While the research, high quality and elegance of Rubelli products have remained constant over the course of three centuries of history, the focus on the environmental impact of their making has changed. “There is a document from 1706 from which we learn that my ancestor Cesare Rubelli dyed the sails of the Serenissima red, and when he did it the canals of Venice took on that color. As a result, the Republic decided to move the dyeing facilities to the outskirts of town – says Andrea Favaretto Rubelli. – These are the roots, but luckily today times have changed. Of our own accord, we have transferred production into the leading district of Europe for quality and quantity in the field of weaving, namely the Como silk district, in pursuit of excellence also in the area of sustainability. We have thus outlined the start of a long pathway, setting an important goal that is very clear to us today: to create a purely circular economy. The Sustainability Balance Sheet is the result of all these years of work.” The document (also visible at the corporate website) is a snapshot of the company’s status quo and the practices enacted, as well as a firm commitment to constant improvement.
Sustainable raw materials, reduction of energy consumption, installation of modern machinery and sustainability of the supply chain are the initiatives put in place by Rubelli. “Another aspect on which we are heavily investing is the company’s data processing system, and this will also have an impact in 2023 – says Massimo Forliti. – We believe that digital factors will help us a lot in the future (for greater efficiency and better timing in terms of logistics), developing an economy of consumption in tune with increasingly stringent environmental necessities, as a result of regulations but also of the demands of consumers. Another important aspect for investment is the training of personnel through workshops, which we intend to organize to discuss future evolution and the measures that can be taken to reduce consumption of resources.” Alongside environmental action, social sustainability is equally important for Rubelli, implemented in projects to protect the artistic and cultural heritage of Venice and Italy.

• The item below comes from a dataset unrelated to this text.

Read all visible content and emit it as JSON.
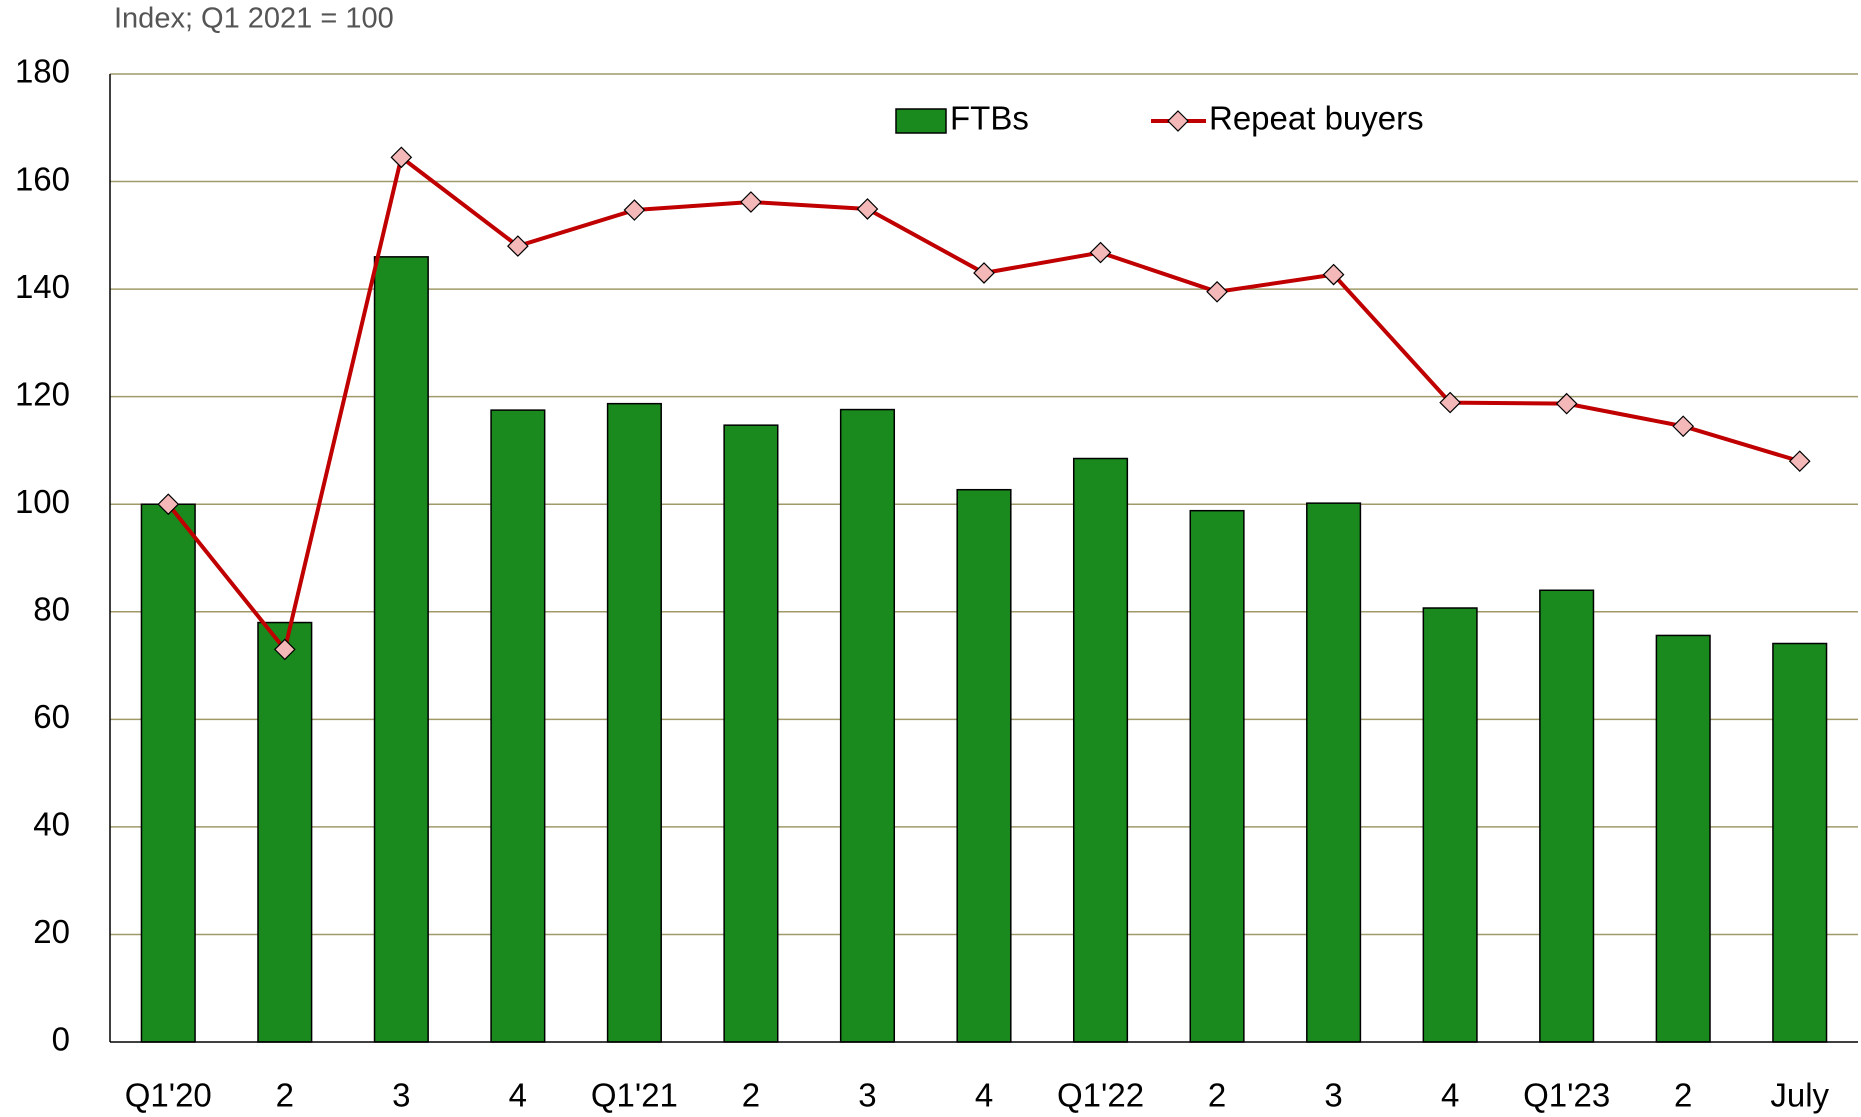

Numbers, data, facts, all verified, add a new ‘notch’ to Rubelli’s evolution, responding to a problematic issue for the entire industry: “Though we know the results achieved and our final objective, it is hard to know what is missing for its realization, because we are lacking in precise tools of assessment. There is no international recognized way of measuring environmental sustainability: this means that every company moves on its own, and a ‘Babel’ of instruments and certifications without coordination is the result. Another challenge facing us, besides that of measurement, is the problem of traceability, since in the textile industry the value chain is very long, often involving multiple continents.” Rubelli itself offers two certifications (Standard 100 by Oeko-Tex, which ensures the absence of emissions of substances dangerous for human health through controls carried out during the entire chain of fabric production, and GreenGuard Gold which implies compliance with the strictest criteria at a worldwide level for low emissions of chemical substances into the environment); the company also relies on over 20 partners in the district to create a network of trusted and reliable zero-kilometer companies, for materials and production.
But this not enough. “If we want to meet the challenge of sustainability, we must act together, working side by side with all the players in the sector, including Italian and European districts. Because the rules are made in Brussels.” An observation already put into practice by Favaretto Rubelli in his role as President of the Textile, Apparel and Accessories Section of Confindustria Venezia, also creating the Venice Sustainable Fashion Forum, the first international summit on the sustainable transition of the fashion sector, bringing together the Italian National Chamber of Fashion and Sistema Moda Italia.
“Our DNA is unique. We are Venetians, and Venice is the fragile city par excellence, though it is also a candidate to become the worldwide capital of sustainability – Andrea Favaretto Rubelli concludes. – This identity as Venetians, as well as being Italian weavers, has enabled us to understand that we have a role of great responsibility for sustainability, which must be continuously pursued.”